Especialmente em locais para deslocados internos (IDPs) em todo o país, milhares deles, especialmente crianças menores de cinco anos, precisam urgentemente de cuidados nutricionais.

Idrissa, um dos 355.000 IDPs, foi deslocado internamente devido ao aumento da violência. Ele escapou de sua aldeia afetada pelo conflito, Mopti, no início deste ano e fez a viagem de 600 km (373 milhas) até Bamako com sua família para começar do zero.

Falei com ele na nova casa improvisada de sua família na Comuna VI, que é um campo de PDI no complexo de uma antiga escola estadual. “À medida que o conflito armado e a violência armada irrompiam em minha aldeia, tive que tomar uma decisão rápida de desarraigar minha família”, ele me disse. “Já perdi dois dos meus parentes e não podia ficar parado e assistir à perda de mais membros da minha família.”

Sua família pode agora estar relativamente segura de conflitos armados, mas sua vida não é fácil. O superlotado campo de IDP está cheio de famílias grandes que vivem em extrema pobreza. Até os animais no campo estão morrendo de fome e há uma perigosa falta de saneamento, resultando em alto risco de surtos de doenças.

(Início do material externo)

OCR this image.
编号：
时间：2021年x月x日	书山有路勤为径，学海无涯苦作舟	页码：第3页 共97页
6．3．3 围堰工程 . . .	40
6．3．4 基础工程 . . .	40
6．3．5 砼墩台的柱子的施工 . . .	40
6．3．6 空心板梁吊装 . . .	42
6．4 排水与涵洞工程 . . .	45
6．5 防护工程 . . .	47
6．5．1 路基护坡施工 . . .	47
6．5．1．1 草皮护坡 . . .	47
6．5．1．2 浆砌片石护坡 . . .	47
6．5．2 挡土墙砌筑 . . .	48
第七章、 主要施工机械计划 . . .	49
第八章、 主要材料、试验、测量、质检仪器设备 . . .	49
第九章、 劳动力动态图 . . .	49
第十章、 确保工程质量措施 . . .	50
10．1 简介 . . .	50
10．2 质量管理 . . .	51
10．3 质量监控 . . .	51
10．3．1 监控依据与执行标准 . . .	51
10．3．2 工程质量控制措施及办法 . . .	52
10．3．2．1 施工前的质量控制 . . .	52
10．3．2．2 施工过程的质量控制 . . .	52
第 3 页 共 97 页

Idrissa atualmente vive em uma barraca de lona de um quarto com sua esposa, quatro filhos e sua frágil mãe idosa. Ele luta para colocar comida na mesa, muito menos para procurar acomodações mais apropriadas, com a pequena renda que ganha com seu trabalho de meio período como segurança.

Ele diz que, assim como seus filhos, está especialmente preocupado com sua mãe doente, cujos muitos problemas de saúde são exacerbados como resultado das condições horríveis no acampamento. Ela, no entanto, não tem acesso fácil a cuidados.

A deterioração da situação de segurança, juntamente com o efeito devastador das mudanças climáticas nos meios de subsistência e as condições abomináveis ​​na maioria dos campos de PDI, resultou em milhares de pessoas em todo o país precisando de tratamento urgente para condições como infecções respiratórias, desnutrição aguda, malária e diarreia. Apesar das necessidades de saúde cada vez maiores da população, as instalações de saúde pública em muitas regiões, especialmente no norte e no centro, não estão totalmente funcionais devido à insegurança e à falta de pessoal e suprimentos. Como resultado, estima-se que 3,5 milhões de pessoas em todo o país, como a mãe idosa de Idrissa, estejam lutando para ter acesso à saúde.

Sem instalações médicas gratuitas disponíveis, a única solução viável para Idrissa é levar sua mãe a uma clínica particular. Seu salário não cobre as contas médicas dela e as necessidades básicas de sua casa. Como resultado, ele frequentemente pula a única refeição que se permite por dia para tentar pagar todas as suas contas e alimentar sua família.

Com um olhar abatido no rosto, ele me disse que sente saudades da vida que já teve.

“A vida que tínhamos como querida foi arrancada de nós”, ele disse. “Eu era um pastor; minha vida era ótima. Tive que deixar para trás meus queridos animais e meu modo de vida. Meu único sonho é voltar para casa e trabalhar em meu campo novamente.”

Coulibaly e Idrissa, como milhões de outras pessoas em todo o Mali, estão tentando aceitar sua nova realidade e encontrar um caminho para si e suas famílias.

Organizações humanitárias como a organização para a qual trabalho, a Muslim Hands, estão fazendo parcerias com a comunidade maliense para mitigar os efeitos devastadores das mudanças climáticas. Ao fornecer meios de subsistência sustentáveis ​​e oportunidades para um novo começo, esses esforços visam capacitar famílias vulneráveis ​​e construir resiliência de longo prazo.

O Mali está passando por uma crise humanitária multifacetada que só vai se aprofundar sem ajuda urgente da comunidade internacional. No entanto, além dos esforços de organizações como a Muslim Hands, o mundo parece estar fechando os olhos para o sofrimento de pessoas que estão lidando com as consequências combinadas de um conflito devastador e uma emergência climática. Já passou da hora de todos, especialmente os líderes mundiais e as instituições internacionais, voltarem sua atenção para o Mali e sua tempestade perfeita.

As opiniões expressas neste artigo são do autor e não refletem necessariamente a posição editorial da Al Jazeera.